To add to the issue’s complexity, the Bog Meadow Brook water source that supplements Loughberry Lake in the summer might not continue to be available. William McTygue, the director of public works, said the pumping system that takes water from the brook needs frequent maintenance.

“I think we’ve outlived the usefulness of that small supplemental supply on Bog Meadow,” he said. “It’s not carefree.

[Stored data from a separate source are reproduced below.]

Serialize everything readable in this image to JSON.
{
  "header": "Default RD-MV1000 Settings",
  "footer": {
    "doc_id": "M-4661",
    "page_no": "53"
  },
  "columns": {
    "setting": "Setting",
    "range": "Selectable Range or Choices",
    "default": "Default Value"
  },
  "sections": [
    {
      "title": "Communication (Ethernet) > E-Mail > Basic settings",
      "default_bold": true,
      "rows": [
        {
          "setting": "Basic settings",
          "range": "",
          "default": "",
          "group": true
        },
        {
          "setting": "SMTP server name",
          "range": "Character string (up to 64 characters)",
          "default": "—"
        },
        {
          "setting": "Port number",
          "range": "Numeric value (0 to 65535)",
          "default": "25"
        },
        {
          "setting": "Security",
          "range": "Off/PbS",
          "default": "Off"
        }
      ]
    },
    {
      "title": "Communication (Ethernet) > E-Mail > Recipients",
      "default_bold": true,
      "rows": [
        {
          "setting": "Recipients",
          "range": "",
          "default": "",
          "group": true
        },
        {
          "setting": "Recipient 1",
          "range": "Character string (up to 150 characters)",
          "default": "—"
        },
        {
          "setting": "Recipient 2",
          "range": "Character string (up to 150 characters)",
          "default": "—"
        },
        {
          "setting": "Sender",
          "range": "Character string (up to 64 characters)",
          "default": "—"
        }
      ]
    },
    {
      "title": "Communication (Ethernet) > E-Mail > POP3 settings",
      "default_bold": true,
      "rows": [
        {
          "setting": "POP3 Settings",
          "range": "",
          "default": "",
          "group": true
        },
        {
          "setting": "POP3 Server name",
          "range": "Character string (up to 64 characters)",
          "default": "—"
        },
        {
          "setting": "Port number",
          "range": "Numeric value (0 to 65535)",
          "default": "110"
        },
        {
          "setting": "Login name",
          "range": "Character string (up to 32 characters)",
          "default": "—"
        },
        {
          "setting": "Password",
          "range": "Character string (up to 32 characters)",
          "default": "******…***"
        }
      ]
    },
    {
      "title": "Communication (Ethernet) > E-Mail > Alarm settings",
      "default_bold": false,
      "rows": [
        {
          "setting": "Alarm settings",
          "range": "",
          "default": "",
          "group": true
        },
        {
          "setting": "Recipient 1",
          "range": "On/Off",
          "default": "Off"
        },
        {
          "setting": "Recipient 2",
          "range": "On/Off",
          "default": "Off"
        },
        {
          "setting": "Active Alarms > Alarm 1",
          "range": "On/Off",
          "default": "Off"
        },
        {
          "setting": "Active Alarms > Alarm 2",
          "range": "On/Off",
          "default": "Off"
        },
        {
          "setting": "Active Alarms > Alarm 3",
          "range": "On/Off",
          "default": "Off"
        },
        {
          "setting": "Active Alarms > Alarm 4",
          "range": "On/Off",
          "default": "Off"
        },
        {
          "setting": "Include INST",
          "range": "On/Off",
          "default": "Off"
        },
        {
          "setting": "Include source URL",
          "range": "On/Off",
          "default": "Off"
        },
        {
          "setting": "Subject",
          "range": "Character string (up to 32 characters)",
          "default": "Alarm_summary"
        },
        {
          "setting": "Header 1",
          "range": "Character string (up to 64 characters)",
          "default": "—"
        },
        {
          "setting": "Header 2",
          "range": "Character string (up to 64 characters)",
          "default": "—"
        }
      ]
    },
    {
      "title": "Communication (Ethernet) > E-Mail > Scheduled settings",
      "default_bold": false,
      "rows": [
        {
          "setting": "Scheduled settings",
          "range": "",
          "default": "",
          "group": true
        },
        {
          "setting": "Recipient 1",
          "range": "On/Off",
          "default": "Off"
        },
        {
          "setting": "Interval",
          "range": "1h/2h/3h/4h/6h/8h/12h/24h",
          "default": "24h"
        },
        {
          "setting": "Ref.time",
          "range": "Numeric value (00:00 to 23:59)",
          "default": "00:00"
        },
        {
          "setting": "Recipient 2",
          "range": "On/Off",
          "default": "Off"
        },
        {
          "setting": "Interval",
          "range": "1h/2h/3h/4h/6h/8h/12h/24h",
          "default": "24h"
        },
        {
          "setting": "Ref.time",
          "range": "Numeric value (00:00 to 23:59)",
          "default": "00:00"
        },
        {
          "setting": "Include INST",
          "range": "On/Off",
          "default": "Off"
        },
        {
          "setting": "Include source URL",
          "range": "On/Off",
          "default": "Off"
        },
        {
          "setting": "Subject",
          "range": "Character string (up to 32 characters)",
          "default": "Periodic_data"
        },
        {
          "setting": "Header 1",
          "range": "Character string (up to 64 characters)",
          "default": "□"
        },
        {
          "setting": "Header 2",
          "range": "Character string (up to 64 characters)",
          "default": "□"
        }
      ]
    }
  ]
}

You just don’t go out there and turn the switch on.”

Bog Meadow was first tapped during the 1964 drought and is capable of delivering 21⁄2 million gallons a day into Loughberry Lake or directly into the treatment plant on Excelsior Avenue.

Meanwhile, archaeological work at the Spencer property on Saratoga Lake, the proposed site of a pump station, has revealed some small artifacts along the former shoreline, which McTygue said would be removed and given to the State Museum in Albany if work continues.

Family fighting project

The Spencer family hopes it doesn’t. Nine members of the family, spread all over the country, own a 12-acre parcel that has been in the family for 83 years.

“When they go on vacations, they don’t come anywhere else but here,” said Jean Spencer, the family matriarch. Spencer, who lives near the lake, is not one of the owners of the parcel, but her grown children are.

The family’s lot is the largest parcel left on the lake, an area where high real estate prices have spurred development and turnover.

“We’re talking about a site that is absolutely gorgeous. It’s not about the money. If it was about the money, we could have sold it years ago,” said Pamela Spencer Snyder, who lives in the area and whose mother is one of the owners.

The family has spent about $30,000 in legal fees to unsuccessfully fight the city in court to prevent it from conducting tests on the property. And the battle isn’t over yet, since the city only has permission to conduct tests on the property and would need to negotiate with the family and compensate them if the city gets the DEC permit and needs to take the land by eminent domain.